I’m not a statistician, and I am hoping someone out there can tell me where I’m wrong in the assertion represented by the above title. Or, if you know someone expert in statistics, please forward this post to them.
In regression analysis we use statistics to estimate the strength of the relationship between two variables, say X and Y.
Standard least-squares linear regression estimates the strength of the relationship (regression slope “m”) in the equation:
Y = mX + b, where b is the Y-intercept.
In the simplest case of Y = X, we can put in a set of normally distributed random numbers for X in Excel, and the relationship looks like this:
Now, in the real world, our measurements are typically noisy, with a variety of errors in measurement, or variations not due, directly or indirectly, to correlated behavior between X and Y. Importantly, standard least squares regression estimation assumes all of these errors are in Y, and not in X. This issue is seldom addressed by people doing regression analysis.
If we next add an error component to the Y variations, we get this:
In this case, a fairly accurate regression coefficient is obtained (1.003 vs. the true value of 1.000), and if you do many simulations with different noise seeds, you will find the diagnosed slope averages out to 1.000.

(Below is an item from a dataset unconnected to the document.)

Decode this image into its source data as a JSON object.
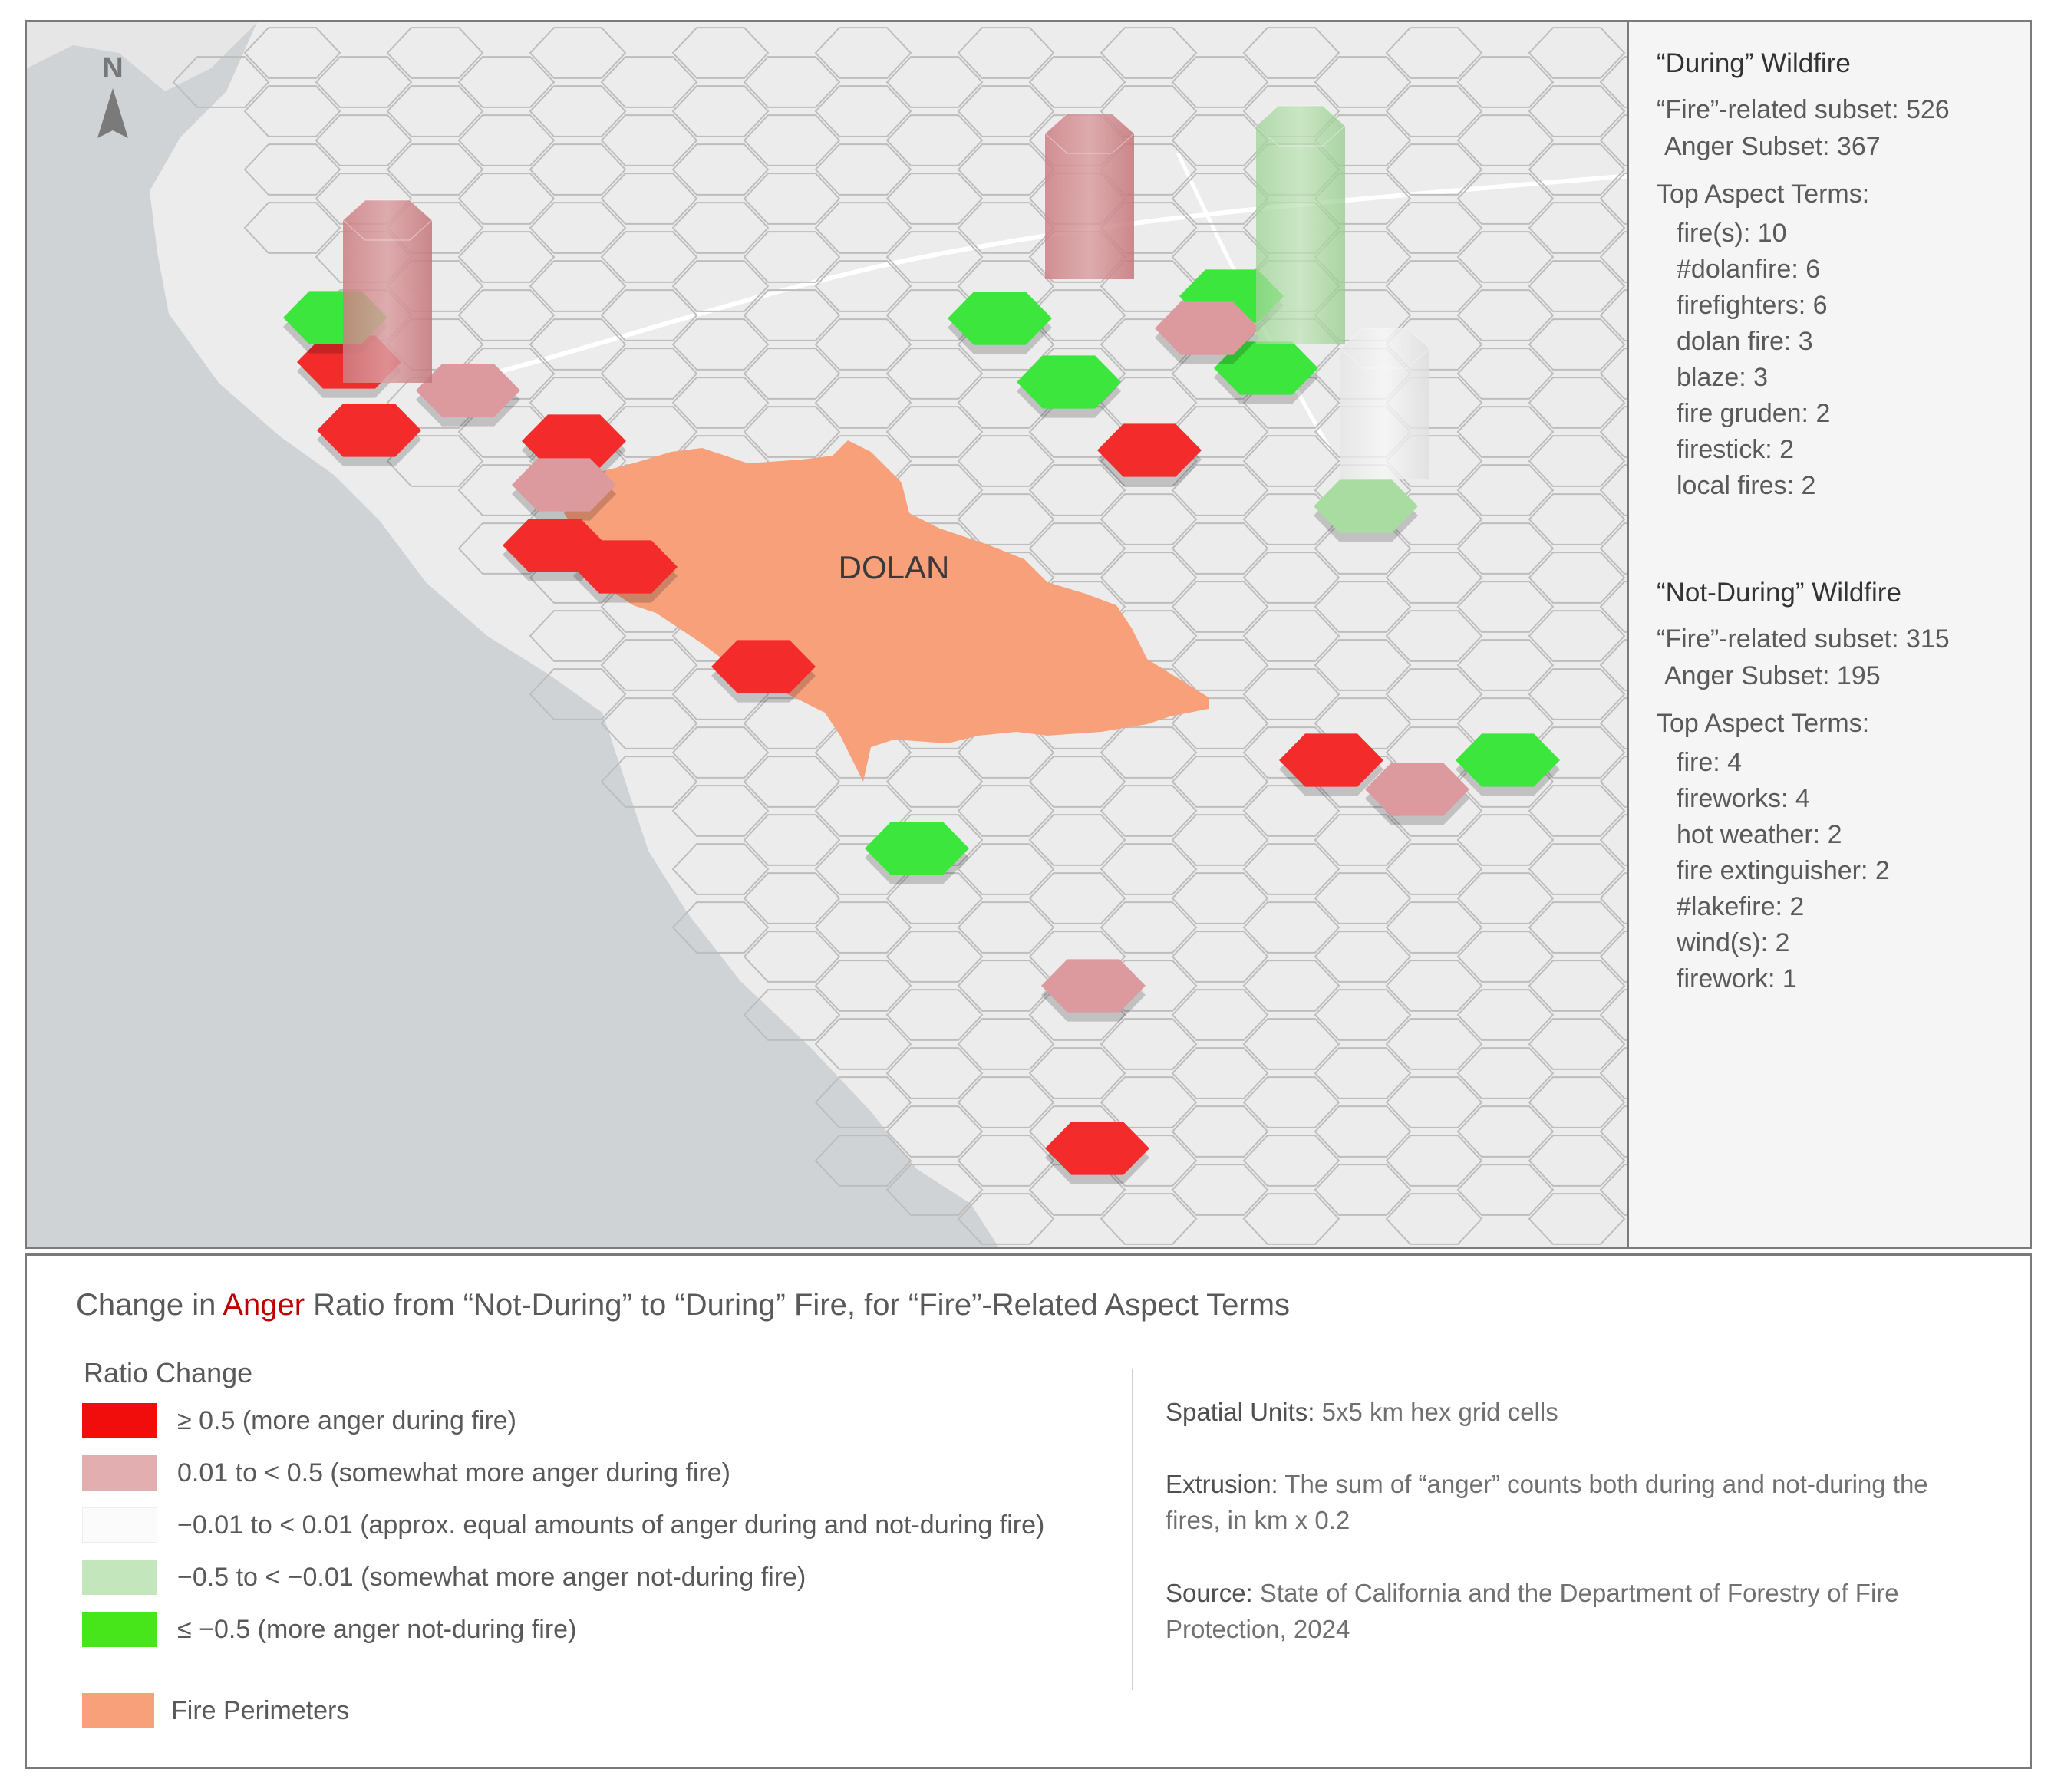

But, if there is also noise in the X variable, a low bias in the regression coefficient appears, and this is called “regression attenuation” or “regression dilution”:
This becomes a problem in practical applications because it means that the strength of a relationship diagnosed through regression will be underestimated to the extent that there are errors (or noise) in the X variable. This issue has been described (and “errors in variables” methods for treatment have been advanced) most widely in the medical literature, say in quantifying the relationship between human sodium levels and high blood pressure or heart disease. But the problem will exist in any field of research to the extent that the X measurements are noisy.
One can vary the relative amounts of noise in X and in Y to see just how much the regression slope is reduced. When this is done, the following relationship emerges, where the vertical axis is the regression attenuation coefficient (the ratio of the diagnosed slope to the true slope) and the horizontal axis is how much relative noise is in the X variations:
What you see here is that if you know how much of the X variations are due to noise/errors, then you know how much of a low bias you have in the diagnosed regression coefficient. For example, if noise in X is 20% the size of the signals in X, the underestimate of the regression coefficient is only 4%. But if the noise is the same size as the signal, then the regression slope is underestimated by about 50%.
Noise in Y Doesn’t Matter
But what the 3 different colored curves show is that for Y noise levels ranging from 1% of the Y signal, to 10 times the Y signal (a factor of 1,000 range in the Y noise), there is no effect on the regression slope (except to make its estimate more noisy when the Y noise is very large).
There is a commonly used technique for estimating the regression slope called Deming regression, and it assumes a known ratio between noise in Y versus noise in X. But I don’t see how the noise in Y has any impact on regression attenuation. All one needs is an estimate of the relative amount of noise in X, and then the regression attenuation follows the above curve(s).
Anyway, I hope someone can point out errors in what I have described, and why Deming regression should be used even though my analysis suggests regression attenuation has no dependence on errors in Y.
Why Am I Asking?
This impacts our analysis of the urban heat island (UHI) where we have hundreds of thousands of station pairs where we are relating their temperature difference to their difference in population density. At very low population densities, the correlation coefficients become very small (less than 0.1, so R2 less than 0.01), yet the regression coefficients are quite large, and — apparently — virtually unaffected by attenuation, because virtually all of the noise is in the temperature differences (Y) and not the population difference data (X).